The changes you have noticed in APPO are dictated by the realities of the times. If we had continued to do things the way we had done it from the founding of APPA in 1987, the oil and gas industry in Africa will be on its way to extinction by now. But having realized early in the transition discourse that the economies of most African oil and gas-producing countries are highly dependent on fossil fuels revenue, our Ministers decided that it was very important to reform APPA to be able to address the challenges that the global energy shall pose to African oil and gas producers, and even non-producers alike.

APPO conducted a major study on the future of the oil and gas industry in the light of the energy transition and came to the conclusion that 4 challenges are going to confront the industry as the world pursues the energy transition.  These are challenges of finance, technology, markets and expertise.

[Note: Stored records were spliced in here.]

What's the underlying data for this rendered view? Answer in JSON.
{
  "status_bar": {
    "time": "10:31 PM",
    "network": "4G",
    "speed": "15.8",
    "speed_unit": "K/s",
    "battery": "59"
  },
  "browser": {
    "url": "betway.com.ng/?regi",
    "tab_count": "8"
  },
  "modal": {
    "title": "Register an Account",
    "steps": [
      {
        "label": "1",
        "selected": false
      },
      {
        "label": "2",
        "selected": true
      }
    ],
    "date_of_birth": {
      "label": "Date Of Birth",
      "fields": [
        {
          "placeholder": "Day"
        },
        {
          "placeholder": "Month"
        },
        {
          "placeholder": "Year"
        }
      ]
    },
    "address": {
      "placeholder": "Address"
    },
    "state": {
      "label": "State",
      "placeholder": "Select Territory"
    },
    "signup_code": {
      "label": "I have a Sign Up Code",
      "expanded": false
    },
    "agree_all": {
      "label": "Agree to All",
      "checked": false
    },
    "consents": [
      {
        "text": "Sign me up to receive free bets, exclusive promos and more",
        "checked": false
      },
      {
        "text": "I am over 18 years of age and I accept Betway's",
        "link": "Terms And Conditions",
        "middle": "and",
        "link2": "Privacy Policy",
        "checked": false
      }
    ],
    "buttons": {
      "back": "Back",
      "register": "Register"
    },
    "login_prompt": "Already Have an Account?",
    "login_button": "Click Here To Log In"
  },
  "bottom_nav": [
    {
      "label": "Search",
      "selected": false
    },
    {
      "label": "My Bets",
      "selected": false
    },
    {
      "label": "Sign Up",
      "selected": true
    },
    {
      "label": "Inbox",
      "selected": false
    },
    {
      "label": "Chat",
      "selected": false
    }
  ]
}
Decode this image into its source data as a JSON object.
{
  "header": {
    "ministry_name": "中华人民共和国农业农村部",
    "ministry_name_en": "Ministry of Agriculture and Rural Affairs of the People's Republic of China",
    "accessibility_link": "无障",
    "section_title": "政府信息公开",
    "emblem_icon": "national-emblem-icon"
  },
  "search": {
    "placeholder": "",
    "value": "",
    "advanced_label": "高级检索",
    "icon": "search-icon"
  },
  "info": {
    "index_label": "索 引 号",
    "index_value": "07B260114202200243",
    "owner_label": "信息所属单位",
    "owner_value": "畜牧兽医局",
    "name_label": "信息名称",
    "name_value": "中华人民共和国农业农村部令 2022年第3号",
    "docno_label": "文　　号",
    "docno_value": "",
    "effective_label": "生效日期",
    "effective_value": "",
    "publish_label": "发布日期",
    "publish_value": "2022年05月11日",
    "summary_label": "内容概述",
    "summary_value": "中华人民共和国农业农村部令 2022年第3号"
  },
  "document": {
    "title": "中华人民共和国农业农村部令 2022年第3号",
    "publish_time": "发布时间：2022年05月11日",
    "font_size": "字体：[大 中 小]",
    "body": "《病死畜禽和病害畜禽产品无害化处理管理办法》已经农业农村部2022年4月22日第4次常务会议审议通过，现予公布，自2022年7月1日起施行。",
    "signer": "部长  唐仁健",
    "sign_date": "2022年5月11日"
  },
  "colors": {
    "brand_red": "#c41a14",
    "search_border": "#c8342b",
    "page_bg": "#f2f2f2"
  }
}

To address these challenges in the short and medium term, APPO has taken the following initiatives:

  • On Funding: Establishment of a continental bank for the energy industry, with a focus on oil and gas projects, especially infrastructure. An MoU to this effect was signed in Luanda last May between APPO and Afreximbank, and negotiations have reached an advanced stage. When established, the AEB shall have USD 6 Billion to start with, even before we have opened our doors to investors.
  • On the Technology and expertise Challenge: A team from the APPO Secretariat is currently on missions to Member Countries to evaluate the research, technology, development, innovation and training institutions they have with a view to identifying those that readily be designed and upgraded to APPO regional centers of Oil and gas excellence.
  • On markets: APPO believes that Africa has the market to consume much of its energy. What is lacking is the empowerment of that market. With 1.3 billion people, of whom 900 million do not have access to modern energy for cooking or other domestic use, it is misleading to say that Africa has no market. Rather, Africa has not developed the potential market. And to do this APPO is partnering with others to provide the required energy infrastructure that will move energy from areas of plenty to areas of need. We are for example, working with the Central Africa Business Energy Forum CABEF, to have the most ambitious energy infrastructure project on the continent, namely the Central Africa Pipeline System project. This project envisages connecting 11 Central Africa states by pipelines – oil, gas and products.

Considering the global paradigm shift how does APPO see the development of Gas in Member Countries in terms of domestic use as well as export?

Africa has over 500 trillion cubic feet of proven gas reserves but to date over 900 million people lives without access to modern energy for domestic use because the African market is not well developed.

Gas being the cleanest fossil fuel, it is therefore time that Africa appropriates its use to the detriment of firewood which is the most used today. The development of African oil and gas market is the pathway to solve this problem. To achieve this, countries must think about the development of cross-border infrastructures in order to bring products closer to consumers, it being understood that all countries are not producers, but all need gas, crude oil and petroleum products for their industrialization. There is no industry or development without energy.